While Wales and England have rather different Master’s Loans, the Doctoral Loans are quite similar. In Wales, Doctoral students can get a loan of £27,880 if the course starts between 1 August 2022 and 31 July 2023. It’s not means-tested and it only needs to be repaid once you’re earning over £21,000. The loan is paid in three equal installments each year of your course.
Students are eligible for a Doctoral Loan if they normally live in Wales, are under 60 years old when the course starts and are taking a full standalone doctoral course lasting between three and eight years, and is not a top-up course.
Go to: Read more about Funding for Welsh Postgraduate Students
In Scotland, postgraduate students can get a loan of up to £10,000 consisting of two parts, a tuition fee loan and a living-cost loan. The tuition fee loan is up to £5,500, while the living-cost loan is up to £4,500. The loan is not means-tested, and it will only need to be paid back when you’re earning over £25,375. The tuition fee loan is paid directly to your university, while the living-cost loan is paid to you split equally across each year of your course.
To be able to receive the postgraduate loan in Scotland, you must normally live in Scotland. There is no age limit for the tuition fee loan, but you must be under 60 years old to receive the living-cost loan.
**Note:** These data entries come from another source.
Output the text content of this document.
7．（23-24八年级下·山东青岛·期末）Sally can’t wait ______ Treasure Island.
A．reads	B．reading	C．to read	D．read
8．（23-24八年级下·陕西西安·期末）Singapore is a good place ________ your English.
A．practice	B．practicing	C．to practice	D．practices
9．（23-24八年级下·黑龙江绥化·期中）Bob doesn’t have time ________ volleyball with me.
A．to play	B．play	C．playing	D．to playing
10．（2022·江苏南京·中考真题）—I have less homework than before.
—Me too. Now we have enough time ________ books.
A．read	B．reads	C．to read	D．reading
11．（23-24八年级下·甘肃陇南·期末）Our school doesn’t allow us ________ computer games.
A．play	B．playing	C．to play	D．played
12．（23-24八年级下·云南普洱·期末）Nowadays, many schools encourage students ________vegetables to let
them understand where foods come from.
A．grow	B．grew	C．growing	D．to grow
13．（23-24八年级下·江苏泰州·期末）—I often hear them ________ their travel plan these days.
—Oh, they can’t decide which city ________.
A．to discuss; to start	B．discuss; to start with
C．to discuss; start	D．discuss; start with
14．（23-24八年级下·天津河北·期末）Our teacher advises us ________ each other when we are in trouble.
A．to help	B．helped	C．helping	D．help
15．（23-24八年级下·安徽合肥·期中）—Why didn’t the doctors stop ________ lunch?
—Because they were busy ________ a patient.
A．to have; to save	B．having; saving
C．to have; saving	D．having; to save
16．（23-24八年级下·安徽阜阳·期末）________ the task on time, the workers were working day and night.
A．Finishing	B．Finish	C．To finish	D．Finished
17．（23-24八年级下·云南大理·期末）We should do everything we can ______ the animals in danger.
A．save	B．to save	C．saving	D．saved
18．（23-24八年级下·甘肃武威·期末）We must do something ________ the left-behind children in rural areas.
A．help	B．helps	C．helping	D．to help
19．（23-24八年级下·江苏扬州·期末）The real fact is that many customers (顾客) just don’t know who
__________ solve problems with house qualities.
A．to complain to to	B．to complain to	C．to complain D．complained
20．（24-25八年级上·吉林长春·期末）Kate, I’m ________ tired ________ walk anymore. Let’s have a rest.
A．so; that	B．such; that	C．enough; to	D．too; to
Only master’s and PGDips are eligible for Scotland’s postgraduate loan – doctoral and PGCert qualifications are not supported by the loan. Part-time students are also not eligible for the living-cost loan.
Students from Northern Ireland looking to study for a postgraduate degree can get a loan of up to £5,500. It isn't a means-tested loan and will only need to be repaid when you’re earning over £20,195. The loan is paid directly to your university in three lump sums throughout the year.
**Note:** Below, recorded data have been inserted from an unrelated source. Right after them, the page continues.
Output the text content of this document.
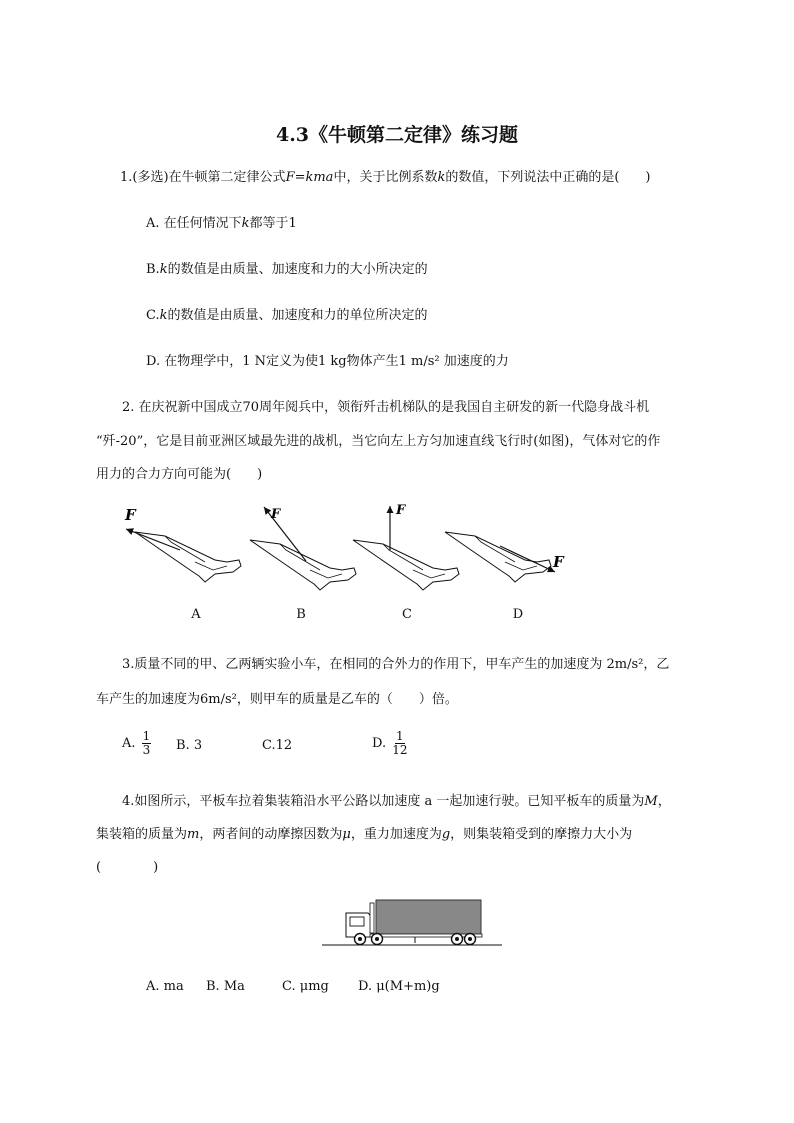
4.3《牛顿第二定律》练习题
1.(多选)在牛顿第二定律公式F=kma中，关于比例系数k的数值，下列说法中正确的是(　　)
A. 在任何情况下k都等于1
B.k的数值是由质量、加速度和力的大小所决定的
C.k的数值是由质量、加速度和力的单位所决定的
D. 在物理学中，1 N定义为使1 kg物体产生1 m/s² 加速度的力
2. 在庆祝新中国成立70周年阅兵中，领衔歼击机梯队的是我国自主研发的新一代隐身战斗机
“歼-20”，它是目前亚洲区域最先进的战机，当它向左上方匀加速直线飞行时(如图)，气体对它的作
用力的合力方向可能为(　　)
F	F	F
F
A	B	C	D
3.质量不同的甲、乙两辆实验小车，在相同的合外力的作用下，甲车产生的加速度为 2m/s²，乙
车产生的加速度为6m/s²，则甲车的质量是乙车的（　　）倍。
A. $\frac{1}{3} B$. 3	C.12	D. $\frac{1}{12}$
4.如图所示，平板车拉着集装箱沿水平公路以加速度 a 一起加速行驶。已知平板车的质量为M，
集装箱的质量为m，两者间的动摩擦因数为μ，重力加速度为g，则集装箱受到的摩擦力大小为
(　　　　)
A. ma B. Ma	C. μmg D. μ(M+m)g
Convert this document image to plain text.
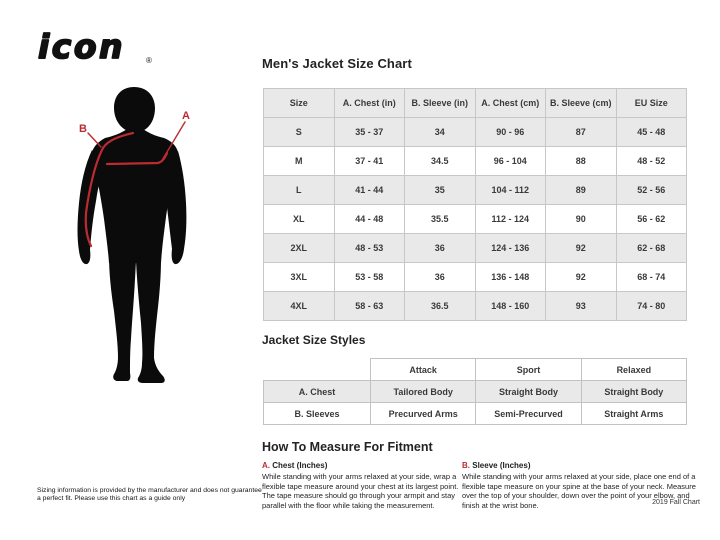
icon	®
B
A
Men's Jacket Size Chart
Size	A. Chest (in)	B. Sleeve (in)	A. Chest (cm)	B. Sleeve (cm)	EU Size
S	35 - 37	34	90 - 96	87	45 - 48
M	37 - 41	34.5	96 - 104	88	48 - 52
L	41 - 44	35	104 - 112	89	52 - 56
XL	44 - 48	35.5	112 - 124	90	56 - 62
2XL	48 - 53	36	124 - 136	92	62 - 68
3XL	53 - 58	36	136 - 148	92	68 - 74
4XL	58 - 63	36.5	148 - 160	93	74 - 80
Jacket Size Styles
	Attack	Sport	Relaxed
A. Chest	Tailored Body	Straight Body	Straight Body
B. Sleeves	Precurved Arms	Semi-Precurved	Straight Arms
How To Measure For Fitment
A. Chest (Inches)
While standing with your arms relaxed at your side, wrap a flexible tape measure around your chest at its largest point. The tape measure should go through your armpit and stay parallel with the floor while taking the measurement.
B. Sleeve (Inches)
While standing with your arms relaxed at your side, place one end of a flexible tape measure on your spine at the base of your neck. Measure over the top of your shoulder, down over the point of your elbow, and finish at the wrist bone.
Sizing information is provided by the manufacturer and does not guarantee a perfect fit. Please use this chart as a guide only
2019 Fall Chart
To be eligible for this loan, you just have been normally living in Northern Ireland. There is no age limit on the loan. It can be used for master’s, PGCert and PGDip courses, and unlike in England, Scotland and Wales, it can be used for top-up courses if you have a PGCert or PGDip and want to top-up to a master’s. Your course must also not last longer than three academic years.
In previous years, the Professional and Career Development Loan scheme was often used by postgraduate students to fund their education. However, the government closed the scheme in 2019, so students can no longer apply for these loans, though students who already took out one of these loans will still need to repay it.